I’m relatively new to tensorflow so please excuse me if this is a
Here is what I’m trying to do:
I have 2 separate Datasets:
- melanoma_ds: contains 10000 true positive cases (Tensorflow dataset)
- no_melanoma_ds: contains 10000 true negative cases (Tensorflow dataset)
I would like to concatenate these two datasets and do a shuffle afterwards.
train_ds = no_melanoma_ds.concatenate(melanoma_ds)
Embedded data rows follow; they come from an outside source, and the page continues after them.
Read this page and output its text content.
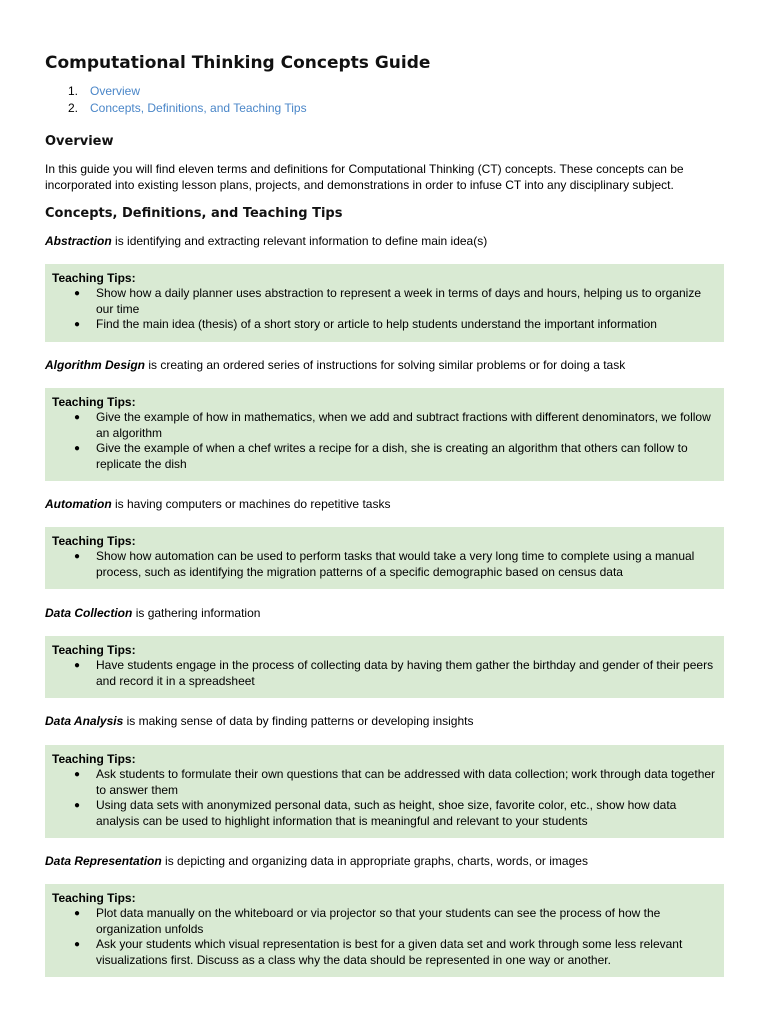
Computational Thinking Concepts Guide
1. Overview
2. Concepts, Definitions, and Teaching Tips
Overview

In this guide you will find eleven terms and definitions for Computational Thinking (CT) concepts. These concepts can be incorporated into existing lesson plans, projects, and demonstrations in order to infuse CT into any disciplinary subject.

Concepts, Definitions, and Teaching Tips

Abstraction is identifying and extracting relevant information to define main idea(s)

Teaching Tips:

● Show how a daily planner uses abstraction to represent a week in terms of days and hours, helping us to organize our time
● Find the main idea (thesis) of a short story or article to help students understand the important information

Algorithm Design is creating an ordered series of instructions for solving similar problems or for doing a task

Teaching Tips:

● Give the example of how in mathematics, when we add and subtract fractions with different denominators, we follow an algorithm
● Give the example of when a chef writes a recipe for a dish, she is creating an algorithm that others can follow to replicate the dish

Automation is having computers or machines do repetitive tasks

Teaching Tips:

● Show how automation can be used to perform tasks that would take a very long time to complete using a manual process, such as identifying the migration patterns of a specific demographic based on census data

Data Collection is gathering information

Teaching Tips:

● Have students engage in the process of collecting data by having them gather the birthday and gender of their peers and record it in a spreadsheet

Data Analysis is making sense of data by finding patterns or developing insights

Teaching Tips:

● Ask students to formulate their own questions that can be addressed with data collection; work through data together to answer them
● Using data sets with anonymized personal data, such as height, shoe size, favorite color, etc., show how data analysis can be used to highlight information that is meaningful and relevant to your students

Data Representation is depicting and organizing data in appropriate graphs, charts, words, or images

Teaching Tips:

● Plot data manually on the whiteboard or via projector so that your students can see the process of how the organization unfolds
● Ask your students which visual representation is best for a given data set and work through some less relevant visualizations first. Discuss as a class why the data should be represented in one way or another.
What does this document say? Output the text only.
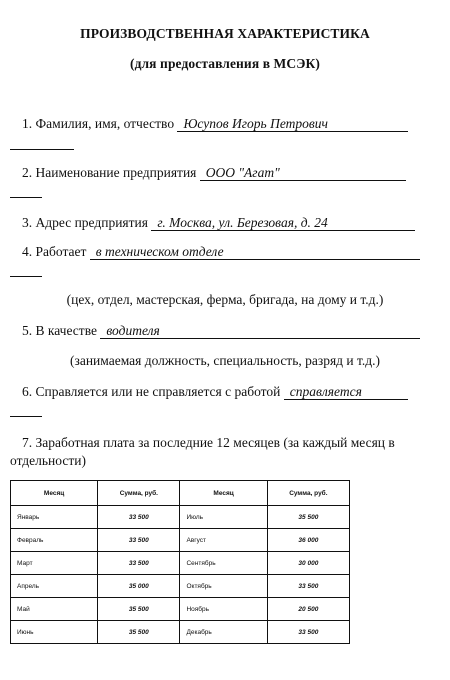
ПРОИЗВОДСТВЕННАЯ ХАРАКТЕРИСТИКА
(для предоставления в МСЭК)
1. Фамилия, имя, отчество Юсупов Игорь Петрович
2. Наименованиe предприятия ООО "Агат"
3. Адрес предприятия г. Москва, ул. Березовая, д. 24
4. Работает в техническом отделе
(цех, отдел, мастерская, ферма, бригада, на дому и т.д.)
5. В качестве водителя
(занимаемая должность, специальность, разряд и т.д.)
6. Справляется или не справляется с работой справляется
7. Заработная плата за последние 12 месяцев (за каждый месяц в отдельности)
Месяц	Сумма, руб.	Месяц	Сумма, руб.
Январь	33 500	Июль	35 500
Февраль	33 500	Август	36 000
Март	33 500	Сентябрь	30 000
Апрель	35 000	Октябрь	33 500
Май	35 500	Ноябрь	20 500
Июнь	35 500	Декабрь	33 500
My problem is the shuffle.
I want to have a well shuffled train dataset so I tried to use:
train_ds = train_ds.shuffle(20000)
I’m using google colab and it seems like I ran out of graphic card memory (limit of 11GB).
→ colab session crashes
So I tried to pick smaller batches (5000 instead of 20000) from my two datasets
melanoma_ds shuffle them with a buffer_size of only 5000 and concatenate all of them afterwards:
def memory_efficient_shuffle(melanoma_ds=melanoma_ds, no_melanoma_portion=no_melanoma_portion): shuffle_rounds = 4 tmp_start = 0 batch_each_class = 2500 final_shuffle_ds = None for i in range(shuffle_rounds): tmp_start = batch_each_class * i tmp_melanoma_ds = melanoma_ds.skip(tmp_start).take(batch_each_class) tmp_no_melanoma_ds = no_melanoma_portion.skip(tmp_start).take(batch_each_class) both_portions_ds = tmp_melanoma_ds.concatenate(tmp_no_melanoma_ds) shuffled_portion_ds = both_portions_ds.shuffle(5000) final_shuffled_ds = shuffled_portion_ds if final_shuffle_ds == None else final_shuffle_ds.concatenate(shuffled_portion_ds) return final_shuffled_ds
This actually works and the session does not crash…
But if I try to pick the first element of the shuffled dataset it takes too much time and i don’t know if the program will ever terminate.
final_shuffled_ds = memory_efficient_shuffle() image, label = next(iter(final_shuffled_ds))
I bet I made a lot of mistakes during the whole process:D
I really would like to know how would you approach this?